Caravana leva serviços e debate sobre violência contra mulher a caminhoneiros

A Caravana Siga Bem, projeto itinerante da ONU Mulheres que aborda a violência doméstica contra mulheres e a exploração sexual de jovens, encerra sua nona edição esta semana em Guarulhos, na Grande São Paulo.

De hoje (22) até quinta-feira (25), o projeto oferece gratuitamente serviços como corte de cabelo, massagem, exames rápidos de saúde, e também peças de teatro e debates sobre violência. A caravana já percorreu 23 estados e o Distrito Federal, num total de 110 municípios e 32 mil quilômetros de estrada desde maio de 2015.

As ações acontecem em postos de gasolina e concessionárias de rodovias e têm como público-alvo os caminhoneiros. "É um público carente de atividades. Criamos as atividades de acordo com o dia a dia do caminhoneiro e propomos essas discussões de combate à violência doméstica contra a mulher e combate à exploração sexual de crianças e adolescentes, porque o caminhoneiro é um potencial disseminador dessas ideias", disse o coordenador de responsabilidade social da caravana, Gustavo Curti.

Sérgio Reis vem a Brasília divulgar a Caravana Siga Bem Crianças, que combate a exploração sexual infantil(Antônio Cruz/ABr)

A Caravana Siga Bem já percorreu 23 estados e o DF, num total de 110 municípios e 32 mil quilômetros de estrada desde maio de 2015Arquivo/Antônio Cruz/Agência Brasil

O projeto é sempre muito bem recebido, de acordo com a organização, principalmente em cidades do interior e do sertão, onde existem poucas opções culturais e de entretenimento, além dos serviços rápidos de higiene e saúde abertos ao público.

Como muitas vezes os caminhoneiros passam várias horas do dia em postos de gasolina para descansar, acabam participando do projeto. Cerca de 500 pessoas são atendidas por dia, segundo a ONU Mulheres.

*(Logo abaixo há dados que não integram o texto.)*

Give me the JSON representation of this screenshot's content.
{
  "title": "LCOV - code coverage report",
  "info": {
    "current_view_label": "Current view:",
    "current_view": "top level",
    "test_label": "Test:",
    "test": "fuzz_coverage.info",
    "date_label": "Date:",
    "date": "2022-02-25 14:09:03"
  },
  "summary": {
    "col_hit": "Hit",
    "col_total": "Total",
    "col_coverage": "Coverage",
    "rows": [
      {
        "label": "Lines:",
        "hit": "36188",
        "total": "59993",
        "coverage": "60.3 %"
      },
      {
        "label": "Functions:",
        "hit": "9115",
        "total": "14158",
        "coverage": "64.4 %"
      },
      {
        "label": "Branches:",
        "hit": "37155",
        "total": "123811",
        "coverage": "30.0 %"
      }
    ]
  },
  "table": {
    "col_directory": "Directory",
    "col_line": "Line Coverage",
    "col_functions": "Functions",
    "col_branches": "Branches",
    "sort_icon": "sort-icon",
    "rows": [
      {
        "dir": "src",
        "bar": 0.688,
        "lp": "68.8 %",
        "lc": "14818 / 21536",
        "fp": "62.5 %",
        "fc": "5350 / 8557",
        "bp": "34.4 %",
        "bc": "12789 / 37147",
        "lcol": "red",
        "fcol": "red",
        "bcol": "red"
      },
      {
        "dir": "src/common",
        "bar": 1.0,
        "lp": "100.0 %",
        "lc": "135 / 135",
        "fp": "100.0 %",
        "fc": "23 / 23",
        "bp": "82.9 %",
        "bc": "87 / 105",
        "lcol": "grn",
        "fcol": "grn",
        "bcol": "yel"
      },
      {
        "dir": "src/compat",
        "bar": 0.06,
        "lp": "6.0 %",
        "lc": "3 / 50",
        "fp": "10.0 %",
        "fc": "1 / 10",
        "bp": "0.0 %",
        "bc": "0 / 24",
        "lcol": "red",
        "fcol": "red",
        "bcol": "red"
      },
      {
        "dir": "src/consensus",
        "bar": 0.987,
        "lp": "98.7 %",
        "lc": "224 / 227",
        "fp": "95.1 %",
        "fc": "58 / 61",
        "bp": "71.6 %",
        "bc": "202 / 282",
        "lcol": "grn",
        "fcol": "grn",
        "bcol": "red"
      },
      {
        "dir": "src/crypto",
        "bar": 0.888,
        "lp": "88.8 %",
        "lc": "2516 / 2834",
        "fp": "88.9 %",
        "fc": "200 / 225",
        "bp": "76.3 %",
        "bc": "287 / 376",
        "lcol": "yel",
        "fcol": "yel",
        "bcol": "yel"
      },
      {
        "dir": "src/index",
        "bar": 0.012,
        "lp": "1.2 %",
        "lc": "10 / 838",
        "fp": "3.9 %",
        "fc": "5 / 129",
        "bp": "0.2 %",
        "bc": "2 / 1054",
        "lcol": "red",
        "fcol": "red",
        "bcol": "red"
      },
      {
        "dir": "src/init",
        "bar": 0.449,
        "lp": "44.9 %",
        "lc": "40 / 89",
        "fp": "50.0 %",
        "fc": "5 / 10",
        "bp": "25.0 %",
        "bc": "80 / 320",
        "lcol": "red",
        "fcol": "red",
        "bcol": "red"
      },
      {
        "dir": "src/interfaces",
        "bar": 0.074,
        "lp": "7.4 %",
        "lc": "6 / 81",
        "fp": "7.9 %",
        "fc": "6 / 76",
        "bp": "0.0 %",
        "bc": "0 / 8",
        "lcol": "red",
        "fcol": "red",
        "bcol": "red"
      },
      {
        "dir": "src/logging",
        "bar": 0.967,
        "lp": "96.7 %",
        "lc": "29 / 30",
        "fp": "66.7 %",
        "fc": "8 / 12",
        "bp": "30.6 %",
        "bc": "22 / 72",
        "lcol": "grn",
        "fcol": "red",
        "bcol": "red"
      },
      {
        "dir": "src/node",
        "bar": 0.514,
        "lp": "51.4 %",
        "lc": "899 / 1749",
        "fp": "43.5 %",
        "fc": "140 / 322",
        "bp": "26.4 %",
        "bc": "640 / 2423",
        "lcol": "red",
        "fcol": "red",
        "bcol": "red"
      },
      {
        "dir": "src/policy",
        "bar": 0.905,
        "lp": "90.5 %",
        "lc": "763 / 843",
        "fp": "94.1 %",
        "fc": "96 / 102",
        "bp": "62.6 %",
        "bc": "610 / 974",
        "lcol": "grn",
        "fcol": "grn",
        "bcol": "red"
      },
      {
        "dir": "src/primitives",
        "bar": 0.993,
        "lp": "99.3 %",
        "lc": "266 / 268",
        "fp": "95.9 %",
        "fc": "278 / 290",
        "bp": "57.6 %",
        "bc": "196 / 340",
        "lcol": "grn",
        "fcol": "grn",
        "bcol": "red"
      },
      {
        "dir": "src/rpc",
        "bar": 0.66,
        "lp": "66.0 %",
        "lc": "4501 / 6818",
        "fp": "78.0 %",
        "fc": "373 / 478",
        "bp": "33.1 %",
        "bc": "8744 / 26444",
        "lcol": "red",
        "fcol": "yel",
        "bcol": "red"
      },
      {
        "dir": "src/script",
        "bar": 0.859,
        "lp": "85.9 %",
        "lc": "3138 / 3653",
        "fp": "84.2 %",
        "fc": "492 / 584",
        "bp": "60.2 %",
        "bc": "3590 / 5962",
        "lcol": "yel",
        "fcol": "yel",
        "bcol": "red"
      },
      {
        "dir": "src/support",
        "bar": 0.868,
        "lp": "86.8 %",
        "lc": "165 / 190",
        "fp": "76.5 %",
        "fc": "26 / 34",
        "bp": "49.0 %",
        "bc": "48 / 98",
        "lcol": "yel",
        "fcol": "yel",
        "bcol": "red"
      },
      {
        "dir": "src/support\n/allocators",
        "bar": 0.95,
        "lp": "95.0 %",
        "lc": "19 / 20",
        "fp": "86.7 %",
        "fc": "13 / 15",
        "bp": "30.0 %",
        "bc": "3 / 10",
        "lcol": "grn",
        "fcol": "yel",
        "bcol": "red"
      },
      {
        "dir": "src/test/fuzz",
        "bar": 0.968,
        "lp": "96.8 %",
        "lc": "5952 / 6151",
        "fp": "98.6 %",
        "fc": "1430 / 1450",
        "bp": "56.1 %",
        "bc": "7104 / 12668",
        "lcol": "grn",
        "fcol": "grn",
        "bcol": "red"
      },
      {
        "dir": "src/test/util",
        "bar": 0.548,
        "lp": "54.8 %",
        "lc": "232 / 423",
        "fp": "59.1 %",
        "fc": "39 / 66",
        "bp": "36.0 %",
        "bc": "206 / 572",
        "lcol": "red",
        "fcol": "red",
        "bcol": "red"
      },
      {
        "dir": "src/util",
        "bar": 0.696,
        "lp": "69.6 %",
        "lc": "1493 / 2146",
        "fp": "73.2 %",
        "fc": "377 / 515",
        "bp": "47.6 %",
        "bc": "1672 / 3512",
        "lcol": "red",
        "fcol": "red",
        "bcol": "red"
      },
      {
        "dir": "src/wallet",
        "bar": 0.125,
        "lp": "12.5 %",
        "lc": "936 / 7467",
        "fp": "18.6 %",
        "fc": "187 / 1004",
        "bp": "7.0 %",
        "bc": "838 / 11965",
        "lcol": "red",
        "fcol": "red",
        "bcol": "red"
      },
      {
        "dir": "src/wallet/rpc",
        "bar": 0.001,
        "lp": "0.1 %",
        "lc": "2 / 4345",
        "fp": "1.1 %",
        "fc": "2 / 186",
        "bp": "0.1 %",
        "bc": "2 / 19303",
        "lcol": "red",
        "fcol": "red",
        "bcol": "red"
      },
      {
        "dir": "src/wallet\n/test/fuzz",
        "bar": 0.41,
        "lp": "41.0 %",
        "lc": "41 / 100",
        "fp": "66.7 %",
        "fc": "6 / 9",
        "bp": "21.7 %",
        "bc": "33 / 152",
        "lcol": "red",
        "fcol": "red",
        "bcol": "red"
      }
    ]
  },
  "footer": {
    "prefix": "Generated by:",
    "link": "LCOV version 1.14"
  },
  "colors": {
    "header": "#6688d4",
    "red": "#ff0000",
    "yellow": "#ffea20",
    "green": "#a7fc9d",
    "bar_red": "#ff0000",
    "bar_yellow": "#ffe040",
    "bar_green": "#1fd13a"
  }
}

O caminhoneiro Gilmar Lopes da Silva participou da caravana hoje e contou que já viu situações de violência contra a mulher e que chegou a intervir. "Sou totalmente contra isso. Eu intervi em uma briga em Minas Gerais. Um casal estava brigando na rua, o marido estava batendo na mulher, eu desci do caminhão e parti pra cima dele", disse. "Bater em uma mulher, acho absurdo. Sou casado há 28 anos, nunca levantei a mão para a minha mulher. Sempre que temos algum problema, nós conversamos. Sou contra, completamente contra".

O coordenador da caravana, Gustavo Curti, ressalta que, apesar de o público-alvo ser o caminhoneiro, o projeto não se restringe à categoria, e atende à comunidade e às famílias da região por onde passa. "Tem shows de música, espetáculos de teatro, ciclo de palestras, dos quais as famílias também participam".

Elcio Pereira da Rocha, caminhoneiro há 26 anos, veio de Ji-Paraná, no interior de Rondônia, para São Paulo acompanhado da esposa Elany Abade da Silva e do filho Pedro Henrique. Ele contou que a irmã já sofreu violência doméstica. "Vivi isso com minha irmã, é uma coisa muito ruim pra gente, abala a família. O marido espancava ela. A única coisa [que podemos fazer] é tentar ajudar e pensar bem nisso, porque não queremos isso na casa da gente."

Violência em números

Dados divulgados pela ONU Mulheres mostram que, somente na capital paulista, mais de 22 mil mulheres foram vítimas de agressão em 2014, uma média de 60 casos por dia. No estado, foram mais de 127 mil casos. Cerca de 80% desses crimes são cometidos por homens com quem a vítimas têm ou tiveram vínculo afetivo.

Dos 4.762 homicídios de mulheres registrados em 2013, 50,3% foram cometidos por familiares. Desse total, 33,2% dos assassinatos foram cometidos por parceiros ou ex-parceiros. A estimativa é do Mapa da Violência 2015: homicídio de mulheres no Brasil. Baseado em dados do Ministério da Saúde, o levantamento revelou que a violência doméstica e familiar é a principal forma de violência letal praticada contras as mulheres no país.

As atividades da Caravana Siga Bem ocorrem até quinta-feira (25), das 12h às 22h, no Posto Sakamoto, na Rodovia Presidente Dutra (km 18 sentido São Paulo), na altura da cidade de Guarulhos.